As a Drilling and Completion Supervisor for TotalEnergies EP Nigeria Limited, Umejuru had directly supervised drilling and completion operations for approximately seven oil wells that year, work that culminated in a significant production increase of around 20,000 barrels per day. But it was the speed and efficiency of operations that truly captured industry attention, demonstrating that Nigerian offshore projects could compete with the best drilling performance anywhere in the world.
The achievement didn’t come from a single brilliant decision but from meticulous attention to detail across every phase of operations. Umejuru’s approach emphasized proactive problem-solving and keen observation, qualities that proved their worth when he detected a washout crack in a bottom hole assembly stabilizer during drilling operations on the Frigg jack-up rig. That eagle-eyed catch potentially saved the company hundreds of thousands of dollars in fishing costs and prevented days of non-productive time.
The work required more than technical expertise. Umejuru had been involved in the reactivation and startup of two jack-up rigs, Baltic and Frigg, complex operations that demanded coordination across multiple contractors, equipment vendors, and regulatory bodies. Each rig reactivation represented months of preparation, testing, and certification before the first bit could touch formation.
His days were filled with operational debriefs and lessons-learned sessions with offshore site teams, meetings where experiences were shared and best practices identified. Umejuru championed well sentinel presentations, emphasizing key rig site roles and responsibilities to ensure every team member understood their critical part in safe operations. In an industry where a single mistake could prove catastrophic, this focus on safety culture wasn’t just good practice, it was essential.
The path to this success had been built over years of progressive experience. Having started as a Rig Engineer and Assistant Drilling and Completion Supervisor in 2015, Umejuru had worked his way through increasingly complex assignments.
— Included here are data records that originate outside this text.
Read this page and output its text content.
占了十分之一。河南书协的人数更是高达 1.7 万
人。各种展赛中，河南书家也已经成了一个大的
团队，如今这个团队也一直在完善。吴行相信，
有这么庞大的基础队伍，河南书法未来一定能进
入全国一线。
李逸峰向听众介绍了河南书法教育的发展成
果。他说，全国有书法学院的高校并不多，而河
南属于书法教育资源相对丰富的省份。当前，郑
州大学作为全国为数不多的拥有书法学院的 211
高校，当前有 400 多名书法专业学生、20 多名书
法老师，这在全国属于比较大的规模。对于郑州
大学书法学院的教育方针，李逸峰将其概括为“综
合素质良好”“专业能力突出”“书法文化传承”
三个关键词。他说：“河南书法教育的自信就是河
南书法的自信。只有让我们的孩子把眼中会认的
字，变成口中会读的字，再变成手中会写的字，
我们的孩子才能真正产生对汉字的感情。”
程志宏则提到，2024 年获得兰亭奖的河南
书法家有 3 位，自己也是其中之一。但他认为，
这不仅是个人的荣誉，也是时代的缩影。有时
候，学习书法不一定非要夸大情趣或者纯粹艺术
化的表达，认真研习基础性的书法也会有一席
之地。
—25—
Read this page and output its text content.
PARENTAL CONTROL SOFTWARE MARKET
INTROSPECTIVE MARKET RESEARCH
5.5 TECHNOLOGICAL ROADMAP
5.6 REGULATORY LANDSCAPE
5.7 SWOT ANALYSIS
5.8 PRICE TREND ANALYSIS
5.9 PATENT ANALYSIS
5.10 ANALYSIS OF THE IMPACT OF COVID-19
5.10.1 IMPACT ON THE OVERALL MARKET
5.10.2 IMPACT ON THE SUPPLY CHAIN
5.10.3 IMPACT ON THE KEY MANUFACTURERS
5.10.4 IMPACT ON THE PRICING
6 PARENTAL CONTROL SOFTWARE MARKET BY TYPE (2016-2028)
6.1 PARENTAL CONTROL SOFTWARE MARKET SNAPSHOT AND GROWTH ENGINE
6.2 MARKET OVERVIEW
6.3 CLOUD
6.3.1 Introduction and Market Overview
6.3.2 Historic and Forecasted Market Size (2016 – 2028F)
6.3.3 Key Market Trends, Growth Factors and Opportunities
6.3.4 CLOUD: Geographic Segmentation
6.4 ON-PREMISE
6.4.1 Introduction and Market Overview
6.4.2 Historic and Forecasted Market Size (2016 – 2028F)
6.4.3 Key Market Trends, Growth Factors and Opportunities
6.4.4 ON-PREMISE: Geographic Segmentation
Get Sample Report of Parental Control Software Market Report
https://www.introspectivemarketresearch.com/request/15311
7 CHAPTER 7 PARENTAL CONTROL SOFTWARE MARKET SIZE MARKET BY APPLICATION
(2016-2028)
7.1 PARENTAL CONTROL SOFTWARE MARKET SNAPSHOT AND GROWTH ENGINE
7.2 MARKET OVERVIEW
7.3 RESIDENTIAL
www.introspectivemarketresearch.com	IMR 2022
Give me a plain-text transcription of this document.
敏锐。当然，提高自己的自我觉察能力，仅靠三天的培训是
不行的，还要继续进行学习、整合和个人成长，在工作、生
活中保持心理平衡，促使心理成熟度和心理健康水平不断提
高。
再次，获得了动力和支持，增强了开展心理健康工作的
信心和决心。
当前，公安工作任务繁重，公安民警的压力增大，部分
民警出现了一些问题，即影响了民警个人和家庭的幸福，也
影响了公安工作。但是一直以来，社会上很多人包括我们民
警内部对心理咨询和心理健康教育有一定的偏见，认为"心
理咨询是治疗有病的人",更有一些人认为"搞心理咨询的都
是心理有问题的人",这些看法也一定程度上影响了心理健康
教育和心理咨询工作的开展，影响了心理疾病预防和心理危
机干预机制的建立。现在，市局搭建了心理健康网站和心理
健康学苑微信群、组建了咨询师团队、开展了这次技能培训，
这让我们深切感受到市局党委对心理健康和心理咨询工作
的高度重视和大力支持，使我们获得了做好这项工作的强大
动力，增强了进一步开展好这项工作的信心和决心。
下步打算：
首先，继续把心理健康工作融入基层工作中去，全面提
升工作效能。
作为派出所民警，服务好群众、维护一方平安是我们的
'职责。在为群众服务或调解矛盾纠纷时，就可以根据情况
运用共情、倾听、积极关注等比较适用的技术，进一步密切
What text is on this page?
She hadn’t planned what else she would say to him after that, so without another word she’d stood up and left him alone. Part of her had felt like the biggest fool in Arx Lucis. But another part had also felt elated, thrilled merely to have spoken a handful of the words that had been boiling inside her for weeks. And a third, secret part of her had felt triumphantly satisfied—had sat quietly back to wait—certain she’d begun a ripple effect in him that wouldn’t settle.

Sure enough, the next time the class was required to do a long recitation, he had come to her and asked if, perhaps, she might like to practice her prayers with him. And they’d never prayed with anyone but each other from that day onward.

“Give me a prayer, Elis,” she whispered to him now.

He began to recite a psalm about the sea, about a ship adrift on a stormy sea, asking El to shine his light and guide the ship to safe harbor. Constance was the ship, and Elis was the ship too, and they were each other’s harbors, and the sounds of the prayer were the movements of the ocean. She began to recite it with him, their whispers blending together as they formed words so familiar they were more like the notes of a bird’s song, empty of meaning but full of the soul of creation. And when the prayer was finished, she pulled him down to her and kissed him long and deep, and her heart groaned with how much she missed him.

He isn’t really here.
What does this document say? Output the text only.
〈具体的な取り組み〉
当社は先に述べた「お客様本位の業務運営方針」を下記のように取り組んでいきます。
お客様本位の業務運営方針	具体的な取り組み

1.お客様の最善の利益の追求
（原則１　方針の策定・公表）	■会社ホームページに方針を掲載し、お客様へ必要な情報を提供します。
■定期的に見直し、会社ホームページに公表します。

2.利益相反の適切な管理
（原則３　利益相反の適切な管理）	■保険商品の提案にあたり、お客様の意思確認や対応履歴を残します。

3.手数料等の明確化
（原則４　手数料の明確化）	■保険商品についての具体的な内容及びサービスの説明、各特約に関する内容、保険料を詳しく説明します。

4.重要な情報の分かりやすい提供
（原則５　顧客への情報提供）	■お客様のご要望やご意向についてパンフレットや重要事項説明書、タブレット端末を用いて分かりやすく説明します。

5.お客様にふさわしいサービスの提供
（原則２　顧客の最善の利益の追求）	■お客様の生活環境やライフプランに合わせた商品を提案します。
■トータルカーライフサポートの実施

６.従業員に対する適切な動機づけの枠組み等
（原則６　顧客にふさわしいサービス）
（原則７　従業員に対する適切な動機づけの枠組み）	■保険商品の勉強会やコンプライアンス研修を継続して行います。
He had led pre-spud meetings when senior engineers were unavailable, conducted drilling operations follow-up for each well phase, and offered technical recommendations that prevented potential stuck pipe situations.
His experience included managing some of the most challenging scenarios in drilling: kick events, well ballooning, and stuck pipe situations. These weren’t just technical problems to solve but moments that tested judgment under pressure. Umejuru had learned from what the industry euphemistically called “train wrecks,” incorporating those hard-won lessons into a growing register of knowledge that would benefit future operations.
These achievements represented more than personal success. They demonstrated that with the right combination of technical skill, operational discipline, and safety focus, Nigerian offshore operations could achieve world-class performance. For Umejuru, it was another step in a journey that had begun years earlier in Shell’s graduate program, where he had rotated through flow stations and gas plants, building the broad operational foundation that now served him so well.